Financial arrangements

  1. The Commonwealth will invest $3.9 billion over 5 years, ongoing, in frontline legal services to be provided through a new 5-year agreement, to be called the National Access to Justice Partnership (NAJP), commencing 1 July 2025.
  2. $3.9 billion consists of the following separate components:
    1. continuation of funding levels for existing programs for the final year of the NLAP, including continuation of the ABS Legal Services Collection
    2. continuation of funding for legal services currently provided outside the NLAP, and to be transitioned under the NAJP:
      1. Leaving Violence Program (Legal assistance component)
      2. Family Violence Prevention Legal Services (FVPLS)
      3. Supplementary Legal Assistance
      4. Indigenous Women’s Program
      5. Elder Abuse Units and Health Justice Units (from 1 July 2026), and
      6. Custody Notification Services
    3. $500 million for the sector, with a focus on supporting frontline service delivery by all parts of the sector
    4. indexation by Wage Cost Index 1 (WCI1)
    5. pay parity adjustments, and
    6. a five-year review of the NAJP.
  3. The states will:
    1. maintain the current level of effort and investment in real terms over the life of the agreement, including for any specific subsector
    2. offer immediate funding certainty to providers within their jurisdiction by a date to be agreed by SCAG, in the form of minimum funding allocations for the 2025-26 financial year

Commonwealth priorities

  1. States will administer NAJP funding in accordance with Commonwealth priorities, which are family law matters, combating gender-based violence against women and children, particularly First Nations women and children, alleviating cost of living pressures such as employment, welfare, housing and financial disputes, Closing the Gap and reducing incarceration rates for First Nations adults and youth.

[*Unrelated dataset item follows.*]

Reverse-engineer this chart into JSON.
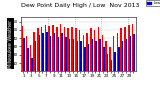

Governance, transparency and accountability arrangements under the NAJP

  1. States will continue to administer quarantined funding for Legal Aid Commissions (LACs), Community Legal Centres (CLCs), and Aboriginal and Torres Strait Islander Legal Services (ATSILS), a new quarantined funding stream for Women’s Legal Services (WLS), and will also administer a new quarantined funding stream for Family Violence Prevention Legal Services (FVPLS).
  2. States are responsible for ensuring NAJP funded organisations uphold accountability as publicly funded organisations and work towards best practice governance standards.
  3. The Commonwealth and states will work together to manage high risk service delivery issues, including the ability for the Commonwealth, in consultation with states, to take direct actions in exceptional circumstances.
  4. States will provide funding certainty where appropriate to providers funded under the NAJP.

Data and workforce

  1. The Commonwealth will fund and states will facilitate the Australian Bureau of Statistics’ legal assistance services collection.
  2. The Legal Assistance Data Strategy will be reviewed and updated over the first year of the NAJP, with a focus on streamlining data collection.
  3. The Commonwealth and states will develop an Outcomes Framework, and a sector Workforce Strategy, in consultation with the sector, and extend the National Strategic Framework for 5 years.
  4. The Commonwealth and states will support and jointly fund a five-year review of the NAJP.
  5. States will continue to provide to the Commonwealth information regarding allocation of NAJP funding by provider and state funding information by subsector.
  6. Reduced fragmentation of funding arrangements will reduce reporting obligations with further changes to reporting obligations to be made after the introduction of the Outcomes Framework.

Closing the Gap

  1. All governments will develop a Closing the Gap Schedule (or similar) in the first two years of the NAJP, in partnership with the Aboriginal community‑controlled sector.